True, the flamboyant Goold sometimes seems to operate on the principle that if a thing is worth doing it is worth overdoing. Here, the mood of literally combustible danger he creates in the scenes of savage, torch-lit street-fighting fails to resist camp excess as giant flames leap repeatedly from the ground and jets of steam gust violently through vents. I also found myself wanting to train a fire-extinguisher on the fey counter-tenor who warbles dull patches of exposition and on the strenuously knock-'em-dead bravura of the dances at the Capulets' golden-masked ball.
Goold's central conceit is to emphasise the isolation of the star-crossed lovers through a differentiation of dress.
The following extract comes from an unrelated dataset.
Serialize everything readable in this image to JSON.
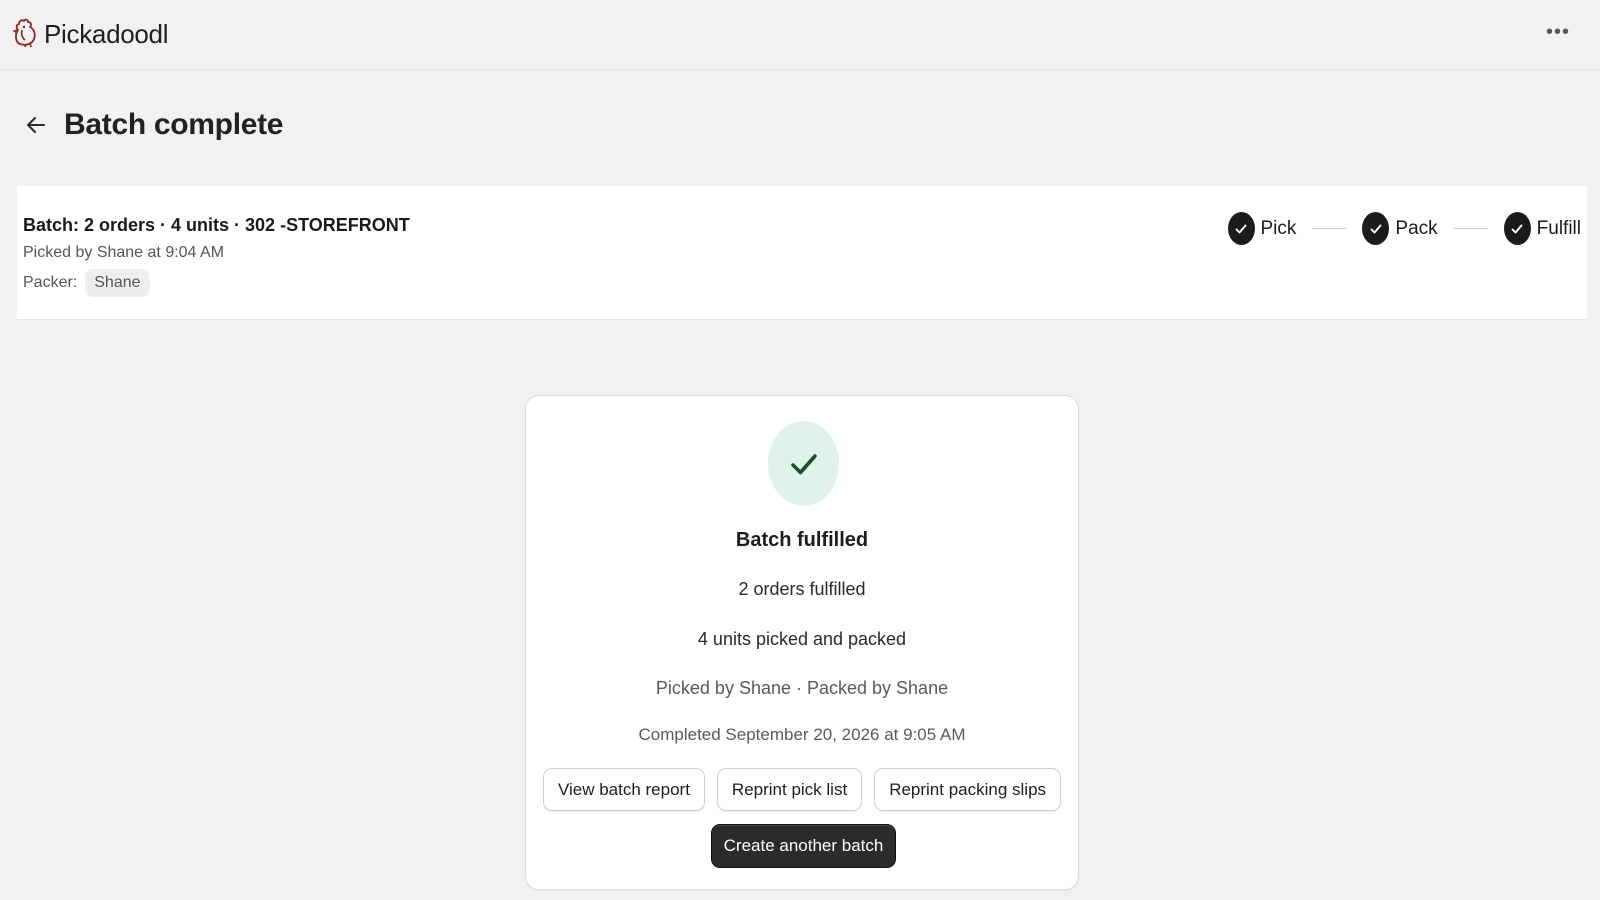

While all around them are arrayed in lavish Elizabethan costume, they wear the modern mufti of T-shirts, jeans and trainers. At first, I thought the idea was going to be carried too far. A parka-clad Romeo is discovered listening to an audio-guide to Verona Cathedral. Set apart he may be, but he's not a gap-year tourist.
Happily, the notion is then developed with poignancy and wit. It enables Sam Troughton and Mariah Gale – both of them unconventionally sexy and both excellent – to reach to us with a heart-piercing naturalness and immediacy. A gawky adolescent who matures into a stricken realist, Gale's Juliet shifts seamlessly between "doh"-generation stroppiness and rhetorical rapture. Troughton's Romeo has the smack of a Hamlet struck by the thunderbolt of love.
The electric Jonjo O'Neill must be the most compulsively pornographic Mercutio on record, his outrageous slapstick mime of a journey through the uterus one of the highlights of a thrilling, risky evening.